Последняя война — страница 85 из 89

Кричали, визжали, хохотали молодые, а старухи прятались под навес высокого полка парилки, потом крики стали осмысленней, можно было уже разобрать что-то.

— Девки, Мотя, ты, Татьяна, чего глядите, водой его, водой, чего глядите, надо его водой, холодной, ну-ка шайку, Моть, набери шайку...

— Да куда ж ты льешь-то, не на спину, спереди надо, спереди, окатить его надо.

Одна зашла спереди, вывалила на Славку шайку холодной воды, пресеклось дыхание. Растерянный, стоял он нагой перед нагими, как молодой бог, а вокруг заливались эти косматые русалки, бесстыжие и словно пьяные.

— Дурехи бессовестные,— это старуха вмешалась из-под полка,— чего разорались, чего малого мучаете, возьмите вон мочалку да помойте, спину потрите малому, а то чертоломничают, зубы скалют.

Тут и правда подошла смелая, на плечо Славке руку положила.

— Ну-ка давай сюда, к окошку, повернись.—Она вылила на него шайку горячей воды, стала намыливать спину, мочалкой тереть, молодыми сильными сосками то и дело задевала Славку, вертела его в одну, в другую сторону, чтоб удобнее было мылить, тереть, обмывать покрасневшее тело, кричала на подружек, они подавали ей то воду, то мыло, то принимали от нее порожнюю шайку. Теперь вокруг вроде все пришло в прежний порядок, все занялись прерванным делом своим, поглядывая, конечно, в сторону окошка, где был Славка. И он сам понемногу приходил в себя, дышал ровно, но в висках стучало сильно.

Управилась эта смелая, навела ему еще воды, поставила перед ним на скамью.

— Теперь вот голову помой, сам мойся.

Славка послушно сделал, что сказано было, потом сказал спасибо и, опять, не зная, чем себя прикрыть, стал отступать к дверям, провожаемый пересмешками, шуточками, просто немыми пристальными глазами из влажного тумана. Оттуда же, из тумана, голос перебил других:

— Девки, а зовут-то как era? Как зовут тебя?

— Слава,— сказал Славка от дверей.

— Ты ж гляди, Слава, не лезь там куда не надо, не дай бог, такой молоденький, поберегись маленько.

Славка прикрыл за собой дверь, уже ничего больше не слышал.

Опять выскочила та смелая.

— Господи, да не стесняйся ты, красна девица.— Она слишком открыто, слишком смело прошла мимо, достала полотенце.— На вот, а то мокрый выскочишь, простудишься. Эх ты,— вздохнула как-то грустно, отбросила с плеча мокрые волосы, глазами окинула парня на прощание и скользнула за дверь.

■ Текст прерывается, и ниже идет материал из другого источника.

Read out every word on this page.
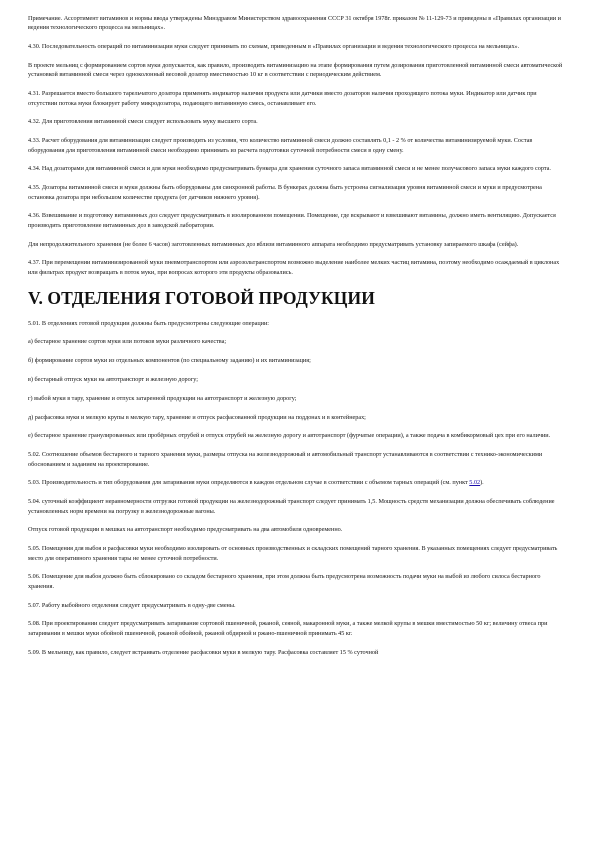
Примечание. Ассортимент витаминов и нормы ввода утверждены Минздравом Министерством здравоохранения СССР 31 октября 1978г. приказом № 11-129-73 и приведены в «Правилах организации и ведения технологического процесса на мельницах».

4.30. Последовательность операций по витаминизации муки следует принимать по схемам, приведенным в «Правилах организации и ведения технологического процесса на мельницах».

В проекте мельниц с формированием сортов муки допускается, как правило, производить витаминизацию на этапе формирования путем дозирования приготовленной витаминной смеси автоматической установкой витаминной смеси через одноколонный весовой дозатор вместимостью 10 кг в соответствии с периодическим действием.

4.31. Разрешается вместо большого тарельчатого дозатора применять индикатор наличия продукта или датчики вместо дозаторов наличия проходящего потока муки. Индикатор или датчик при отсутствии потока муки блокирует работу микродозатора, подающего витаминную смесь, останавливает его.

4.32. Для приготовления витаминной смеси следует использовать муку высшего сорта.

4.33. Расчет оборудования для витаминизации следует производить из условия, что количество витаминной смеси должно составлять 0,1 - 2 % от количества витаминизируемой муки. Состав оборудования для приготовления витаминной смеси необходимо принимать из расчета подготовки суточной потребности смеси в одну смену.

4.34. Над дозаторами для витаминной смеси и для муки необходимо предусматривать бункера для хранения суточного запаса витаминной смеси и не менее получасового запаса муки каждого сорта.

4.35. Дозаторы витаминной смеси и муки должны быть оборудованы для синхронной работы. В бункерах должна быть устроена сигнализация уровня витаминной смеси и муки и предусмотрена остановка дозатора при небольшом количестве продукта (от датчиков нижнего уровня).

4.36. Взвешивание и подготовку витаминных доз следует предусматривать в изолированном помещении. Помещение, где вскрывают и взвешивают витамины, должно иметь вентиляцию. Допускается производить приготовление витаминных доз в заводской лаборатории.

Для непродолжительного хранения (не более 6 часов) заготовленных витаминных доз вблизи витаминного аппарата необходимо предусматривать установку запираемого шкафа (сейфа).

4.37. При перемещении витаминизированной муки пневмотранспортом или аэрозольтранспортом возможно выделение наиболее мелких частиц витамина, поэтому необходимо осаждаемый в циклонах или фильтрах продукт возвращать в поток муки, при вопросах которого эти продукты образовались.

V. ОТДЕЛЕНИЯ ГОТОВОЙ ПРОДУКЦИИ

5.01. В отделениях готовой продукции должны быть предусмотрены следующие операции:

а) бестарное хранение сортов муки или потоков муки различного качества;

б) формирование сортов муки из отдельных компонентов (по специальному заданию) и их витаминизация;

в) бестарный отпуск муки на автотранспорт и железную дорогу;

г) выбой муки в тару, хранение и отпуск затаренной продукции на автотранспорт и железную дорогу;

д) расфасовка муки и мелкую крупы в мелкую тару, хранение и отпуск расфасованной продукции на поддонах и в контейнерах;

е) бестарное хранение гранулированных или пробёрных отрубей и отпуск отрубей на железную дорогу и автотранспорт (фурчатые операции), а также подача в комбикормовый цех при его наличии.

5.02. Соотношение объемов бестарного и тарного хранения муки, размеры отпуска на железнодорожный и автомобильный транспорт устанавливаются в соответствии с технико-экономическими обоснованием и заданием на проектирование.

5.03. Производительность и тип оборудования для затаривания муки определяются в каждом отдельном случае в соответствии с объемом тарных операций (см. пункт 5.02).

5.04. суточный коэффициент неравномерности отгрузки готовой продукции на железнодорожный транспорт следует принимать 1,5. Мощность средств механизации должна обеспечивать соблюдение установленных норм времени на погрузку в железнодорожные вагоны.

Отпуск готовой продукции в мешках на автотранспорт необходимо предусматривать на два автомобиля одновременно.

5.05. Помещения для выбоя и расфасовки муки необходимо изолировать от основных производственных и складских помещений тарного хранения. В указанных помещениях следует предусматривать место для оперативного хранения тары не менее суточной потребности.

5.06. Помещение для выбоя должно быть сблокировано со складом бестарного хранения, при этом должна быть предусмотрена возможность подачи муки на выбой из любого силоса бестарного хранения.

5.07. Работу выбойного отделения следует предусматривать в одну-две смены.

5.08. При проектировании следует предусматривать затаривание сортовой пшеничной, ржаной, сеяной, макаронной муки, а также мелкой крупы в мешки вместимостью 50 кг; величину отвеса при затаривании в мешки муки обойной пшеничной, ржаной обойной, ржаной обдирной и ржано-пшеничной принимать 45 кг.

5.09. В мельницу, как правило, следует встраивать отделение расфасовки муки в мелкую тару. Расфасовка составляет 15 % суточной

Быстро оделся Славка, вывалился на ступеньки.

— Живой! Ты ж гляди, живой и весь целый.

В санях долго потешались над ним проводники.

— Как же ты там? Во корреспондент, отмочил.

— Ну как, ну что, скажи?

— Ничего, помылся.

— И спину терли?

— Терли.

— Кто ж тер?

— Одна какая-то, очень хорошая. Вообще очень хорошие женщины.

— Ну, дает корреспондент. Хорошие. Они хорошие...: гм, гм.

— А того? Ничего? Как они?

— Чего того. Ничего.

Тогда один сказал:

— Мы тут, знаешь, подумали, а чего это мыться его послали, не того, не перед... несчастьем каким?

— Перед смертью? — спросил Славка.

— Навроде того.

— Перед смертью чистую рубаху надевают, а у меня не было чистой.— Отшутился Славка, а у самого засело это, заныло под ложечкой. Он же суеверный был человек. Проводники этого не знали. Но за свою шутку им вроде неловко стало, замолчали они, потом вообще переменили разговор.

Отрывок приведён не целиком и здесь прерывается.